The rite is the classical Esoteric child-oracle: the master selects four well-formed boys, ritually purifies them, anoints their eyes with añjana paste empowered with the deity-messenger’s mantra, and through mantra-recitation causes the messenger-spirit to descend (āveśa) into the child, who then answers questions about future events — auspicious-or-inauspicious omens, drought and flood, neighbouring-state invasions, rebellions, calamities. The text gives the formulae for the four operative goals (息災 śāntika, 增益 pauṣṭika, 降伏 abhicāra, 敬愛 vaśīkaraṇa) and notes that the rite can also dispatch the messenger to the Yāma realm (夜摩界) for back-and-forth errands.

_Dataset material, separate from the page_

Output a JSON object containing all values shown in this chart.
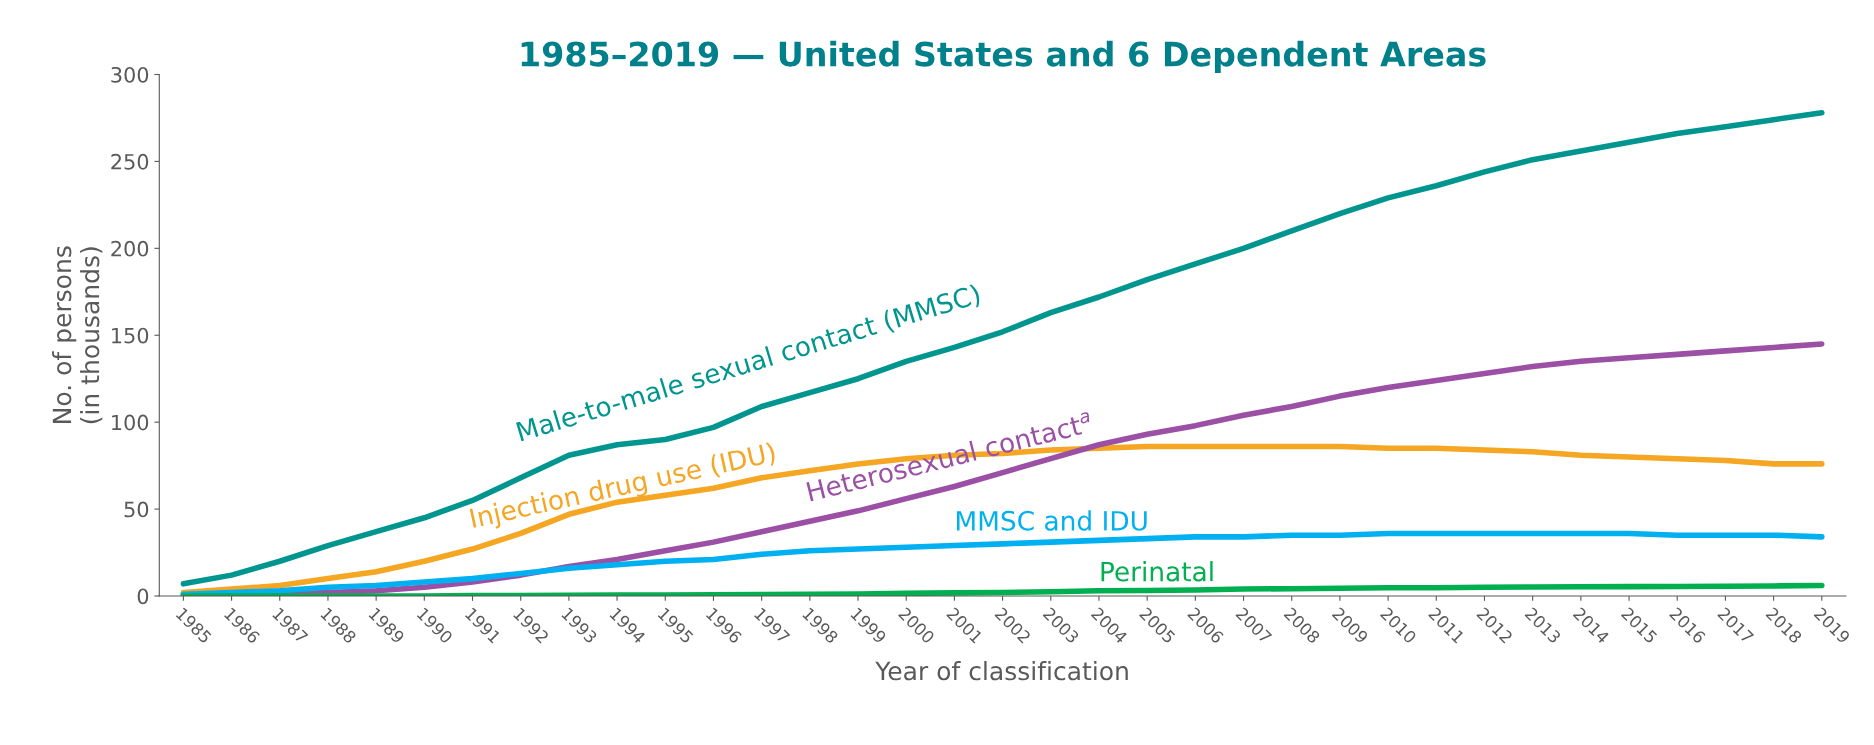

The text is a key witness to the assimilation of pan-Indian Śaiva āveśa technology into the Tángmì kriyā-tantra corpus, with Maheśvara himself functioning as the licensing authority for a procedure that is then re-deployed under Buddhist auspices. The dating bracket follows Amoghavajra’s mature Cháng-ān period (746 – 774).

Translations and research

  • Strickmann, Michel. Mantras et mandarins: le bouddhisme tantrique en Chine. Paris: Gallimard, 1996 — extended treatment of āveśa in Tang Esoteric Buddhism.
  • Strickmann, Michel. “The Consecration Sūtra: A Buddhist Book of Spells.” In Chinese Buddhist Apocrypha, edited by Robert E. Buswell Jr., 75–118. Honolulu: University of Hawai’i Press, 1990.
  • Smith, Frederick M. The Self Possessed: Deity and Spirit Possession in South Asian Literature and Civilization. New York: Columbia University Press, 2006 — for the Indian āveśa / āveśana background.
  • Orzech, Charles D., Henrik H. Sørensen, and Richard K. Payne, eds. Esoteric Buddhism and the Tantras in East Asia. Leiden: Brill, 2011.